Have you ever watched a ski jump competition? Skiers fly down a giant hill and shoot into the air off a ramp at the bottom. It’s one of the things I love to watch when the winter Olympics roll around.
For decades, athletes would fly down a hill, come off that jump, put their skis together and make a flat board. They tried to “ride the wave” of air as far as they could. This was the standard from the 1920s until the mid-1980s, when a young Swedish man named Jan Boklov forever changed the sport. He found himself attempting a jump on a windy day while dealing with a lower body injury. Unable to hold his form in the strong winds, his skis were forced into a V shape. The result was a longer jump than ever before.
The traditionalist ski jump community hated the V style because it was thought to look ungraceful. The judges docked Boklov style points on every jump. But he continued doing this jump and experimenting with different angles. And he began blowing away the competition. On a hill where the average jump was 70 meters, he would fly 90 meters.
Boklov wasn’t the first skier to try this style – others tried without much sucess. Boklov continued refining the technique while weathering tremendous criticism and opposition — and three broken collarbones. But his perseverance paid off. As much as the judges were penalizing him for style points, it wasn’t enough to keep him from winning competitions. His jump ultimately became the standard for ski jumping that the world has been using for the past few decades.
Innovation comes in many forms. In Boklov’s case, what began as an accidental discovery of a ski jump technique led to years of experimentation and refinement that ultimately established a new global standard.
New ideas and technologies that revolutionize parts of our lives or dramatically impact how we approach a challenge are most often a transformative way of combining and expanding existing capabilities.
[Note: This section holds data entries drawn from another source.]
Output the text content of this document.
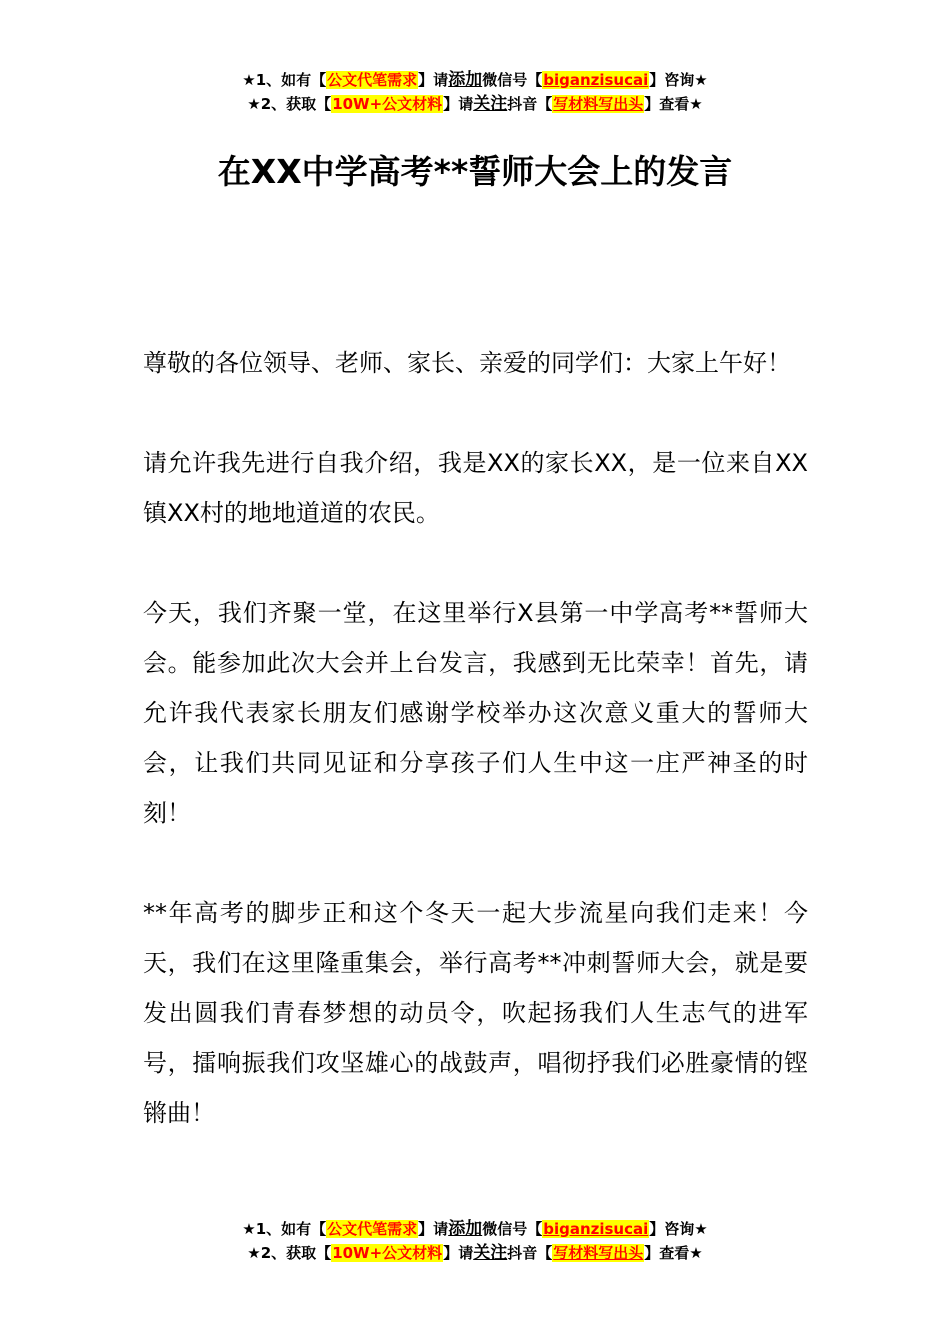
★1、如有【公文代笔需求】请添加微信号【biganzisucai】咨询★
★2、获取【10W+公文材料】请关注抖音【写材料写出头】查看★
在XX中学高考**誓师大会上的发言

尊敬的各位领导、老师、家长、亲爱的同学们：大家上午好！

请允许我先进行自我介绍，我是XX的家长XX，是一位来自XX镇XX村的地地道道的农民。

今天，我们齐聚一堂，在这里举行X县第一中学高考**誓师大会。能参加此次大会并上台发言，我感到无比荣幸！首先，请允许我代表家长朋友们感谢学校举办这次意义重大的誓师大会，让我们共同见证和分享孩子们人生中这一庄严神圣的时刻！

**年高考的脚步正和这个冬天一起大步流星向我们走来！今天，我们在这里隆重集会，举行高考**冲刺誓师大会，就是要发出圆我们青春梦想的动员令，吹起扬我们人生志气的进军号，擂响振我们攻坚雄心的战鼓声，唱彻抒我们必胜豪情的铿锵曲！

★1、如有【公文代笔需求】请添加微信号【biganzisucai】咨询★
★2、获取【10W+公文材料】请关注抖音【写材料写出头】查看★
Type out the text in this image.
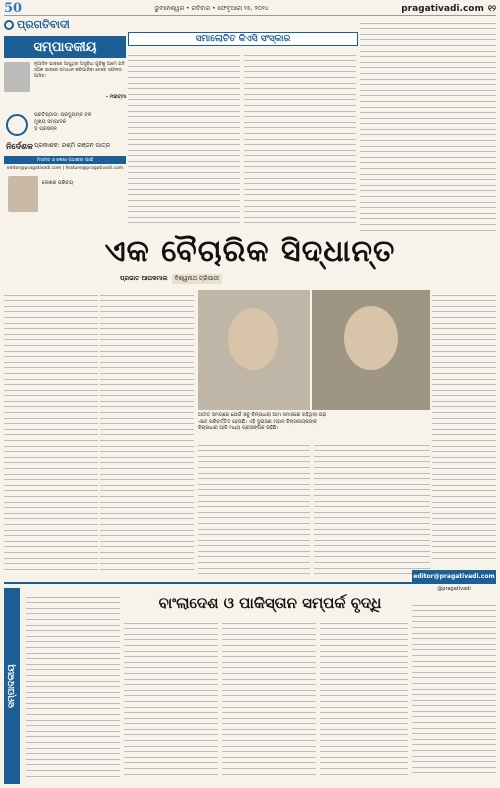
50	ଭୁବନେଶ୍ୱର • ରବିବାର • ଫେବୃଆରୀ ୨୫, ୨୦୨୪	pragativadi.com ୧୨
ପ୍ରଗତିବାଦୀ
ସମ୍ପାଦକୀୟ
ନୂଆଦିନ ଭାବରେ ଆସୁଥିବା ଅସୁବିଧା ଗୁଡ଼ିକୁ ଆମେ ଯଦି ସଠିକ ଭାବରେ ସମାଧାନ କରିପାରିବା ତେବେ ସଫଳତା ଆସିବ।
- ମହାତ୍ମା
ପ୍ରତିଷ୍ଠାତା: ପ୍ରଦ୍ୟୁମ୍ନ ବଳ
ମୁଖ୍ୟ ସମ୍ପାଦକ
ଡ଼ ପ୍ରସନ୍ନ
ନିର୍ଦେଶକ ପ୍ରକାଶକ: ରଶ୍ମି ରଞ୍ଜନ ପାତ୍ର
ମତାମତ ଓ ଲେଖା ପଠାଇବା ପାଇଁ
editor@pragativadi.com | feature@pragativadi.com
ଲେଖକ ପରିଚୟ
ସମାଲୋଚିତ କିଏସି ସଂସ୍କାର
ଏକ ବୈଚାରିକ ସିଦ୍ଧାନ୍ତ
ପ୍ରଭାତ ଆତାକମାଲ	ବିଶ୍ୱନାଥ ତ୍ରିପାଠୀ
ଅତୀତ ସମୟରେ ଯେଉଁ ସବୁ ଚିନ୍ତାଧାରା ଆମ ସମାଜରେ ରହିଥିଲା ତାହା
ଏବେ ପରିବର୍ତ୍ତିତ ହେଉଛି। ଏହି ଦୁଇଜଣ ମହାନ ଚିନ୍ତାନାୟକଙ୍କ
ବିଚାରଧାରା ଆଜି ମଧ୍ୟ ପ୍ରାସଙ୍ଗିକ ରହିଛି।
editor@pragativadi.com
@pragativadi
ସମ୍ପାଦକୀୟ
ବାଂଲାଦେଶ ଓ ପାକିସ୍ତାନ ସମ୍ପର୍କ ବୃଦ୍ଧି
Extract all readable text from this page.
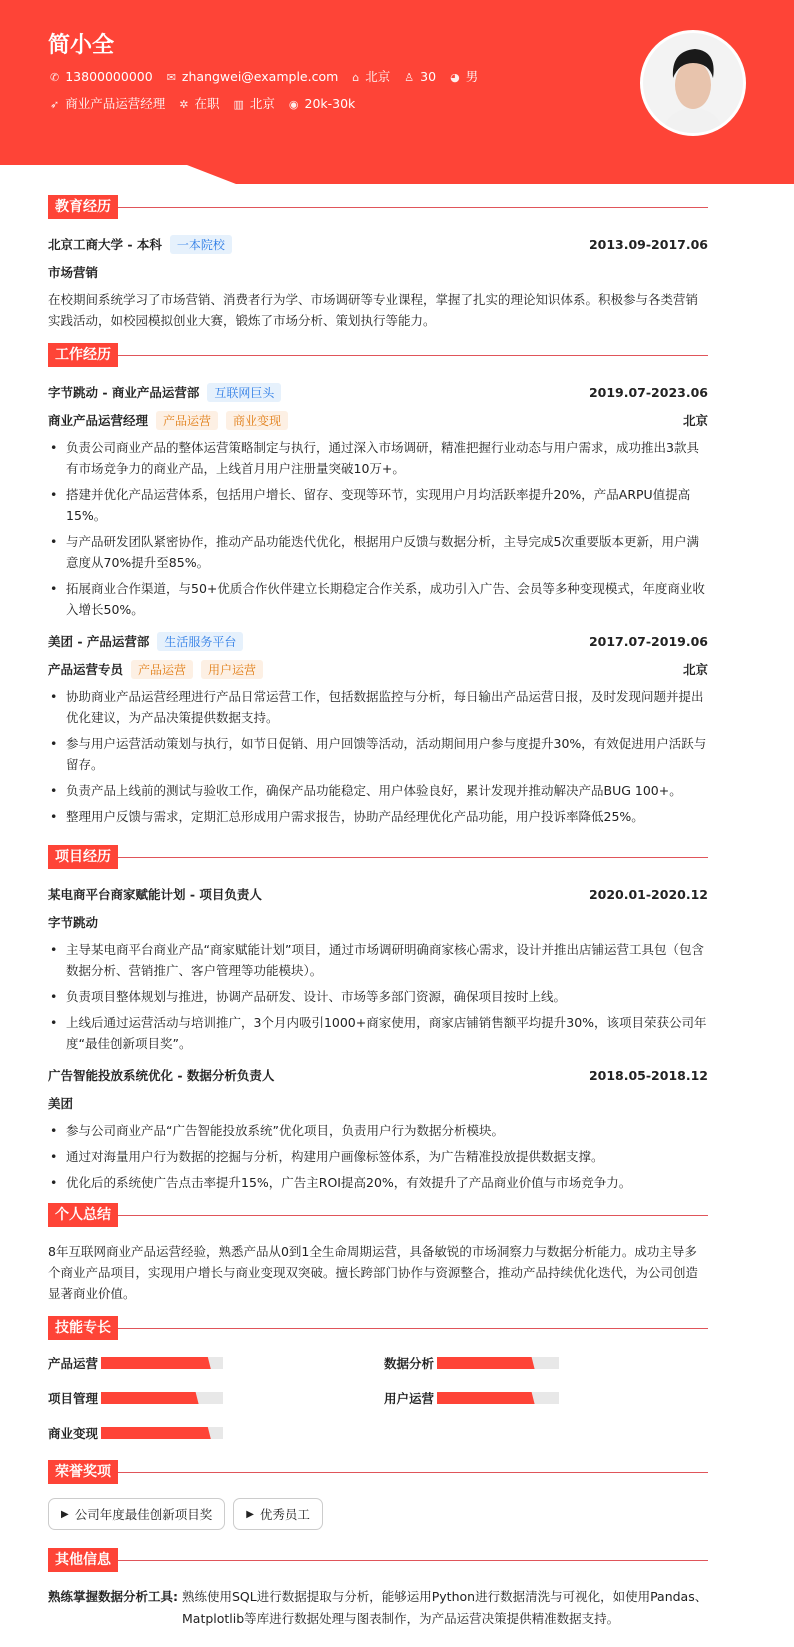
简小全
✆ 13800000000 ✉ zhangwei@example.com ⌂ 北京 ♙ 30 ◕ 男
➶ 商业产品运营经理 ✲ 在职 ▥ 北京 ◉ 20k-30k
教育经历
北京工商大学 - 本科	一本院校	2013.09-2017.06
市场营销

在校期间系统学习了市场营销、消费者行为学、市场调研等专业课程，掌握了扎实的理论知识体系。积极参与各类营销实践活动，如校园模拟创业大赛，锻炼了市场分析、策划执行等能力。

工作经历
字节跳动 - 商业产品运营部	互联网巨头	2019.07-2023.06
商业产品运营经理	产品运营	商业变现	北京
• 负责公司商业产品的整体运营策略制定与执行，通过深入市场调研，精准把握行业动态与用户需求，成功推出3款具有市场竞争力的商业产品，上线首月用户注册量突破10万+。
• 搭建并优化产品运营体系，包括用户增长、留存、变现等环节，实现用户月均活跃率提升20%，产品ARPU值提高15%。
• 与产品研发团队紧密协作，推动产品功能迭代优化，根据用户反馈与数据分析，主导完成5次重要版本更新，用户满意度从70%提升至85%。
• 拓展商业合作渠道，与50+优质合作伙伴建立长期稳定合作关系，成功引入广告、会员等多种变现模式，年度商业收入增长50%。
美团 - 产品运营部	生活服务平台	2017.07-2019.06
产品运营专员	产品运营	用户运营	北京
• 协助商业产品运营经理进行产品日常运营工作，包括数据监控与分析，每日输出产品运营日报，及时发现问题并提出优化建议，为产品决策提供数据支持。
• 参与用户运营活动策划与执行，如节日促销、用户回馈等活动，活动期间用户参与度提升30%，有效促进用户活跃与留存。
• 负责产品上线前的测试与验收工作，确保产品功能稳定、用户体验良好，累计发现并推动解决产品BUG 100+。
• 整理用户反馈与需求，定期汇总形成用户需求报告，协助产品经理优化产品功能，用户投诉率降低25%。
项目经历
某电商平台商家赋能计划 - 项目负责人	2020.01-2020.12
字节跳动
• 主导某电商平台商业产品“商家赋能计划”项目，通过市场调研明确商家核心需求，设计并推出店铺运营工具包（包含数据分析、营销推广、客户管理等功能模块）。
• 负责项目整体规划与推进，协调产品研发、设计、市场等多部门资源，确保项目按时上线。
• 上线后通过运营活动与培训推广，3个月内吸引1000+商家使用，商家店铺销售额平均提升30%，该项目荣获公司年度“最佳创新项目奖”。
广告智能投放系统优化 - 数据分析负责人	2018.05-2018.12
美团
• 参与公司商业产品“广告智能投放系统”优化项目，负责用户行为数据分析模块。
• 通过对海量用户行为数据的挖掘与分析，构建用户画像标签体系，为广告精准投放提供数据支撑。
• 优化后的系统使广告点击率提升15%，广告主ROI提高20%，有效提升了产品商业价值与市场竞争力。
个人总结

8年互联网商业产品运营经验，熟悉产品从0到1全生命周期运营，具备敏锐的市场洞察力与数据分析能力。成功主导多个商业产品项目，实现用户增长与商业变现双突破。擅长跨部门协作与资源整合，推动产品持续优化迭代，为公司创造显著商业价值。

技能专长
产品运营	数据分析
项目管理	用户运营
商业变现
荣誉奖项
▶ 公司年度最佳创新项目奖	▶ 优秀员工
其他信息
熟练掌握数据分析工具: 熟练使用SQL进行数据提取与分析，能够运用Python进行数据清洗与可视化，如使用Pandas、Matplotlib等库进行数据处理与图表制作，为产品运营决策提供精准数据支持。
Innovation is equally important for how you rise to meet the challenges of your customers. You must continually push to stay one step ahead of the competition, and Siemens PLM is propelled by the same drivers to innovate.
This push is the how auto manufacturers evolve from a vehicle captained by a vigilant driver, to one that assists drivers in avoiding hazards and staying safe, to one that drives itself. This push is how photos on film moved to photos on digital devices. But connecting those devices to the Internet revolutionized how we share special moments in our lives.
Much of the recent and ongoing innovation at Siemens PLM has followed some common themes:
Connecting previously disconnected systems
Supporting an expanded breadth of the product lifecycle
Enabling the performance and scalability to support these processes on-demand for product-level operations
This all sounds pretty useful. And this is what we’re enabling today with an Integrated Product Definition.
An Integrated Product Definition addresses increased complexity
Our customers produce some of the most complex and unforgiving products in the world. These products include aircraft, spacecraft, automobiles, machines, ships, submarines and aircraft carriers. These products that are:
Large and massive
Safety critical and mission critical
Offered in many markets with different local tastes and regulations
Produced at many plants in many countries
Engineered globally around the clock
High in variability
For increasingly demanding customers who want greater individual choice
Our customers are being pushed by their own customers to constantly offer greater flexibility and choice. Accommodating these distributed activities and demand for greater choice has a natural tendency to increase complexity for the OEM at every turn. What is Siemens PLM doing to help customers meet this challenge without driving up complexity and cost?
An Integrated Product Definition, or IPD, addresses customers’ increasing complexity by giving our customers the right information to deliberately plan for innovation and re-use. IPD enables customers to answer a number of questions, including the implications of offering a new feature, changing a valve or creating a product for a new market. Customers can also answer questions about new engineering solutions they need to develop, interference clashes they introduce, manufacturing processes that need to change and how to expose and promote a new feature to their own customer base.
When the OEM can readily understand the impacts their product decisions will have, they have the ability to deliberately target where to standardize and reuse what they already have. They can now focus their engineering and production dollars on new innovation. With an Integrated Product Definition, their innovation can go further than ever.